Linked papers, labels, and reviews

1. MOTS-c promotes metabolic homeostasis and reduces obesity and insulin resistance
   preclinical / pubmed_motsc_2015
   Foundational MOTS-c animal/metabolic paper.
2. Lipids and insulin regulate mitochondrial-derived peptide MOTS-c in PCOS and healthy subjects
   human_physiology / pubmed_motsc_human_pcos_lipid_insulin_2019
   Human clamp/intralipid physiology study; circulating MOTS-c responds to lipid and insulin exposure but this is not exogenous MOTS-c treatment.
3. Plasma MOTS-c levels are associated with insulin sensitivity in lean but not in obese individuals
   human_association_and_preclinical / pubmed_motsc_insulin_sensitivity_2018
   Human association study; helps separate endogenous MOTS-c physiology from intervention claims.

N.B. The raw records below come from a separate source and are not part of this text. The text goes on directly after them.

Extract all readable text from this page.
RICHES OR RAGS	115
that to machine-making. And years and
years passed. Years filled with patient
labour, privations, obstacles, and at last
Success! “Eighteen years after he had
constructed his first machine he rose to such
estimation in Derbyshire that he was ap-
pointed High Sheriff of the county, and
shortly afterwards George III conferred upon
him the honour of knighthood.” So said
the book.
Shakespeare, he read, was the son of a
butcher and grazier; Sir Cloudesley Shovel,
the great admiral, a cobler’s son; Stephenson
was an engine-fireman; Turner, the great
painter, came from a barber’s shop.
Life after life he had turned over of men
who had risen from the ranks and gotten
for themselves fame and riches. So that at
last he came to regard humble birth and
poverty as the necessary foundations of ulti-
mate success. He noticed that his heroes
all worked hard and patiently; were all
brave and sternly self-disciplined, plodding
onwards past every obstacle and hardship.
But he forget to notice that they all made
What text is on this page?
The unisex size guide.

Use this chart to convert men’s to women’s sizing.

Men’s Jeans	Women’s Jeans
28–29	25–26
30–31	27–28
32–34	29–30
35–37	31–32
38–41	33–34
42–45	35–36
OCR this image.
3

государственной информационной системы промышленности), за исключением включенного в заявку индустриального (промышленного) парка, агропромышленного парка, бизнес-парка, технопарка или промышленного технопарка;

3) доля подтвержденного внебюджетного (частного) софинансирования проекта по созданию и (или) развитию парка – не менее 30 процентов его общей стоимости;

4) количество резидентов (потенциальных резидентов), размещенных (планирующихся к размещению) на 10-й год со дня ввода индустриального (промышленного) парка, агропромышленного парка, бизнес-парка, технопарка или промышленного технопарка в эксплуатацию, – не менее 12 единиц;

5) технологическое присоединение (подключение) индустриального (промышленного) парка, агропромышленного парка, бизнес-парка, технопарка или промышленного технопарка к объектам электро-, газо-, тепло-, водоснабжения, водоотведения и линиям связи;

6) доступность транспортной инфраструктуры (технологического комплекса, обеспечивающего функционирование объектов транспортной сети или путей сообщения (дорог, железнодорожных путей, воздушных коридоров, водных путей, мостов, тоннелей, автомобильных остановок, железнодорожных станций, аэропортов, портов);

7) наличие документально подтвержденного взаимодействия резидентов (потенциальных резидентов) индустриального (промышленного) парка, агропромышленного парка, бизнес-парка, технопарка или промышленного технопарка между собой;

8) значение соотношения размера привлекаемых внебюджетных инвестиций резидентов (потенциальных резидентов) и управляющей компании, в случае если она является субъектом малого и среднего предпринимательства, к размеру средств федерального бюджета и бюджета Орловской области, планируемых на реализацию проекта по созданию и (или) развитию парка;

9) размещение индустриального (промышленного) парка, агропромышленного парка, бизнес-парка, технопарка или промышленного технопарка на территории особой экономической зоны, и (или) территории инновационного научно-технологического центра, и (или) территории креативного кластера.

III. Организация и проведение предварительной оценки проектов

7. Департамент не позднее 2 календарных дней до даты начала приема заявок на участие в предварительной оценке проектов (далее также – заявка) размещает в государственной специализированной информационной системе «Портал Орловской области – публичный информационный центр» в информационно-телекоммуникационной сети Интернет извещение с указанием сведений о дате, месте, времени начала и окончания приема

4. MOTS-c increases in skeletal muscle following long-term physical activity and improves acute exercise performance after a single dose
   preclinical / pubmed_motsc_exercise_muscle_2022
   Rodent training and acute MOTS-c exercise-performance study with skeletal-muscle mechanism; not a controlled human performance trial.
5. Mitochondrial-derived peptide and metabolic states: systematic review and meta-analysis
   review / pubmed_motsc_meta_2024
   Human association literature, not interventional efficacy.
6. Mitochondria-derived peptide MOTS-c: effects and mechanisms related to stress, metabolism and aging
   review / pubmed_motsc_mechanisms_2023
   Mechanistic review covering AMPK, stress-response, exercise, insulin-resistance, inflammation, and aging-related MOTS-c biology.